June 17th is on the horizon and that means another birthday for me which gets me to thinking about the best birthday gift I’ve ever received. It was a waffle iron. However, it didn’t exactly start out that way. In fact, it led to nearly a decade of marital sniping. But I have discovered that a waffle iron, like a fine wine, gets better with age.
I confess, I’m an annoying “landmark” birthday person. You know, highlighting birthdays every five and ten years, then giving special attention to “Golden Birthdays” when the day, month or year numbers coincide with your age. Irritating, I know, still it’s always meant something to me and despite floating in my orbit since 1986, my husband has remained blissfully unaware.
The day I turned 35 I was looking forward to a special morning. Though I don’t really know why, knowing my spouse’s powers of oblivion have seemingly passed on to our two children. Sitting down to our traditional cake breakfast (I also believe all birthdays should begin sweetly for the entire household) — I was happy to see shiny silver and lavender paper that gave the impression of something feminine and delicate hiding underneath. It lied. Excitedly, I tore the paper away to reveal: a waffle iron.

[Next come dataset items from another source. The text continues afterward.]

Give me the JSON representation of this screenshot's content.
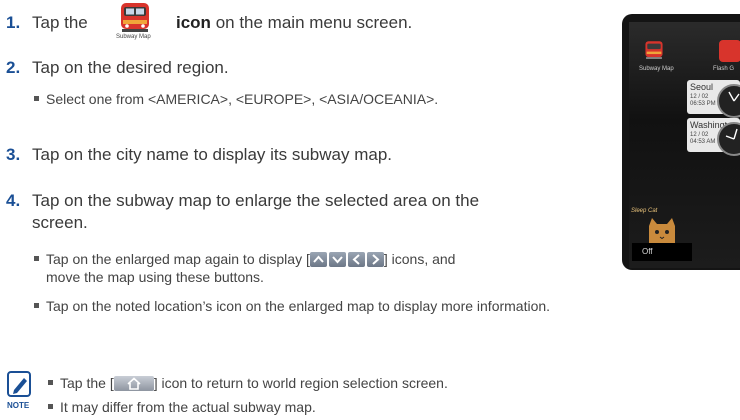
{
  "steps": [
    {
      "num": "1.",
      "pre": "Tap the",
      "bold": "icon",
      "post": "on the main menu screen."
    },
    {
      "num": "2.",
      "text": "Tap on the desired region."
    },
    {
      "num": "3.",
      "text": "Tap on the city name to display its subway map."
    },
    {
      "num": "4.",
      "line1": "Tap on the subway map to enlarge the selected area on the",
      "line2": "screen."
    }
  ],
  "subway_icon_caption": "Subway Map",
  "bullets": {
    "region": "Select one from <AMERICA>, <EUROPE>, <ASIA/OCEANIA>.",
    "enlarged_pre": "Tap on the enlarged map again to display [",
    "enlarged_post": "] icons, and",
    "enlarged_line2": "move the map using these buttons.",
    "noted": "Tap on the noted location’s icon  on the enlarged map to display more information."
  },
  "arrow_icons": [
    "arrow-up-icon",
    "arrow-down-icon",
    "arrow-left-icon",
    "arrow-right-icon"
  ],
  "note": {
    "label": "NOTE",
    "line1_pre": "Tap the [",
    "line1_post": "] icon to return to world region selection screen.",
    "line2": "It may differ from the actual subway map."
  },
  "phone": {
    "app1": "Subway Map",
    "app2": "Flash G",
    "clocks": [
      {
        "city": "Seoul",
        "date": "12 / 02",
        "time": "06:53 PM"
      },
      {
        "city": "Washingt",
        "date": "12 / 02",
        "time": "04:53 AM"
      }
    ],
    "widget": "Sleep Cat",
    "off": "Off"
  },
  "colors": {
    "step_number": "#1a4f95",
    "text": "#3a3a3a"
  }
}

Don’t get me wrong, I was not totally ungrateful – we didn’t own a waffle iron and now in front of me sat an eight inch round, non-stick, easy clean grid (another lie, I found out later), compact waffle iron with a ready light. A completely useful, efficient 24 dollar kitchen appliance reduced me to tears, as though I’d been severely poked in the nose and I fled the room.
My darling, Spock-like logical husband was baffled and remained that way for next decade, never understanding why it was always the one kitchen product that landed on the counter a bit louder than the others when I removed it from its evil perch under the knife drawer (no mistake, I assure you). His confusion lingered, despite my many, loud and long diatribes about never giving a woman an appliance on her birthday and how it could only have been worse had it been a bathroom scale. Repeatedly, I’ve explained it’s perfectly acceptable to give a cooking or housework gadget on just about any of the other 364 days but THAT one. You could even wake me up in the middle of almost any night to tell me you’ve had a late-night internet compulsion to purchase the Dough-Nu-Matic that forms, fries and drains delicious mini donuts in under 60 seconds for $129.99 and I’d probably be fine with that, but not on June 17th.
Over time, the waffle iron has come to symbolize the difference between us, how we’re not wired the same and may never see eye-to-eye on many subjects but instead we compromise and move on to another day. Making waffles now and then reminds me of that. Just not on my birthday.